Yesterday the only thing we had on the calendar was the piano tuner. So in the morning I asked the girls what they'd like to do and between the three of us we came up with a list of things we'd like to get done during the day. We do sometimes make plans like this but don't usually write them down.
Our list looked like this:
Bake chelsea buns (we watched The Great British Bake Off the day before and had decided it would be a good idea)
Go to the library and the shops (I had a book to take back and we needed milk)
Read Heidi (well, a few chapters anyway)
Read the first book of our Usborne History of Britain set (I had suggested reading the one about the Second World War, given what we've been reading lately, but K wanted to start at the beginning with Prehistoric Britain)
Watch the dvd of As You Like It (from lovefilm)
Do some tidying of bedrooms
By lunchtime we'd made a start on the chelsea buns (not entirely in the spirit of the Bake Off, we were using the breadmaker to make the dough) and I'd read a couple of chapters of Heidi and K & M had really got into an imaginative Playmobil game, that has been on-going for several hours over the past couple of days since and they'd also had a go on next-door's trampoline.
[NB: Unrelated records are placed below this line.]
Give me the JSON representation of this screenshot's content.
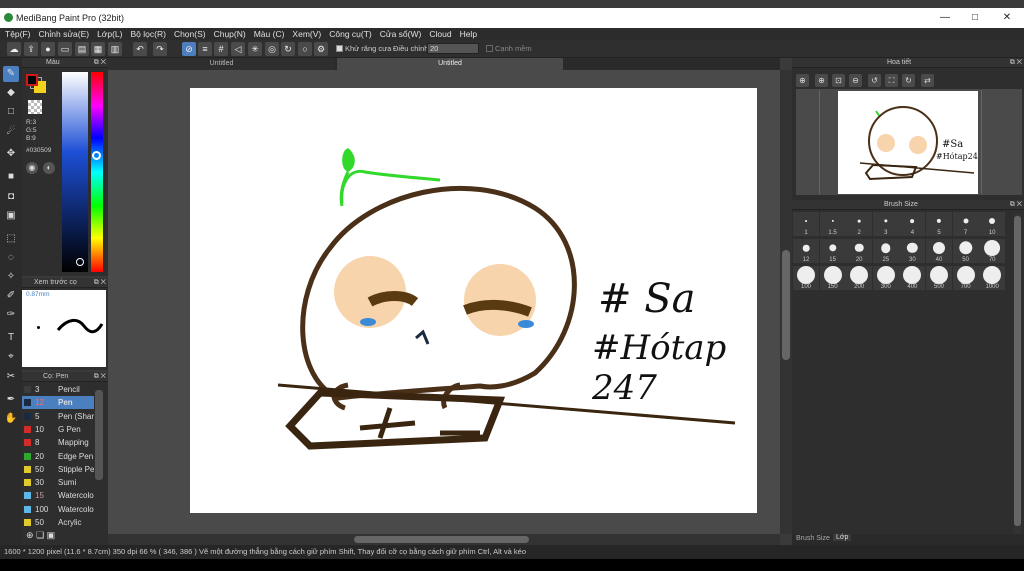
{
  "window": {
    "title": "MediBang Paint Pro (32bit)",
    "minimize": "—",
    "maximize": "□",
    "close": "✕"
  },
  "menu": [
    "Tệp(F)",
    "Chỉnh sửa(E)",
    "Lớp(L)",
    "Bộ lọc(R)",
    "Chọn(S)",
    "Chụp(N)",
    "Màu (C)",
    "Xem(V)",
    "Công cụ(T)",
    "Cửa sổ(W)",
    "Cloud",
    "Help"
  ],
  "toolbar": {
    "antialias_label": "Khử răng cưa",
    "adjust_label": "Điều chỉnh",
    "adjust_value": "20",
    "soft_edge_label": "Cạnh mềm"
  },
  "tabs": [
    "Untitled",
    "Untitled"
  ],
  "color_panel": {
    "title": "Màu",
    "r": "R:3",
    "g": "G:5",
    "b": "B:9",
    "hex": "#030509",
    "fg_color": "#030509",
    "bg_color": "#f2d21b"
  },
  "preview_panel": {
    "title": "Xem trước cọ",
    "size": "0.87mm"
  },
  "brush_panel": {
    "title": "Cọ: Pen",
    "items": [
      {
        "size": "3",
        "name": "Pencil",
        "color": "#3b3b3b"
      },
      {
        "size": "12",
        "name": "Pen",
        "color": "#1a2a40",
        "selected": true
      },
      {
        "size": "5",
        "name": "Pen (Shar",
        "color": "#1a2a40"
      },
      {
        "size": "10",
        "name": "G Pen",
        "color": "#d42b2b"
      },
      {
        "size": "8",
        "name": "Mapping",
        "color": "#d42b2b"
      },
      {
        "size": "20",
        "name": "Edge Pen",
        "color": "#2ea82e"
      },
      {
        "size": "50",
        "name": "Stipple Pe",
        "color": "#e0c92a"
      },
      {
        "size": "30",
        "name": "Sumi",
        "color": "#e0c92a"
      },
      {
        "size": "15",
        "name": "Watercolo",
        "color": "#5fb7e8"
      },
      {
        "size": "100",
        "name": "Watercolo",
        "color": "#5fb7e8"
      },
      {
        "size": "50",
        "name": "Acrylic",
        "color": "#e0c92a"
      }
    ]
  },
  "navigator": {
    "title": "Hoa tiết"
  },
  "brush_size": {
    "title": "Brush Size",
    "sizes": [
      "1",
      "1.5",
      "2",
      "3",
      "4",
      "5",
      "7",
      "10",
      "12",
      "15",
      "20",
      "25",
      "30",
      "40",
      "50",
      "70",
      "100",
      "150",
      "200",
      "300",
      "400",
      "500",
      "700",
      "1000"
    ]
  },
  "right_tabs": [
    "Brush Size",
    "Lớp"
  ],
  "status": "1600 * 1200 pixel   (11.6 * 8.7cm)   350 dpi   66 %   ( 346, 386 )   Vẽ một đường thẳng bằng cách giữ phím Shift, Thay đổi cỡ cọ bằng cách giữ phím Ctrl, Alt và kéo",
  "canvas_text": {
    "line1": "# Sa",
    "line2": "#Hótap 247"
  }
}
After lunch though, with a little bit of encouragement K & M joined me in the trip to the shops and the library and when we got home K & I (and M for some of the time) watched the first half of As You Like It, while eating one of the chelsea buns. K & M claimed to have done a bit of tidying of their bedrooms, although having taken clean clothes into their rooms, I'm not entirely convinced of that! Taking them at their word though, that means we managed 3 and two halves of the six things on the list.
This morning I suggested we continue with the list and read the first half of Prehistoric Britain with the girls. K was a little bit put out that it started pretty much with the dinosaurs, but was placated when I showed her the timeline at the end of the book that does start at the beginning. We got as far as the end of the Stone Age and came across a couple of places of particular interest. The first was Newgrange in Ireland, a Stone Age passage tomb that is built such that at dawn on the winter solstice the sun shines directly down the passage, lighting up the chamber in the middle of the the mound. A & I visited it on our honeymoon, so we need to dig our photos to show the girls. The second place mentioned is much more local to us, Creswell Crags, somewhere none of us has visited yet, but we will certainly be looking at sorting out a trip now.
In other news, this afternoon we headed into town, the main reason for which was for me to take part in a flashmob with the choir I sing with and a visiting Norwegian choir. It was really good fun! Tomorrow afternoon the two choirs are having a workshop together with a joint concert in the evening, which will be my first proper concert since I lost my voice about 15 months ago with whooping cough. I'm really looking forward to it.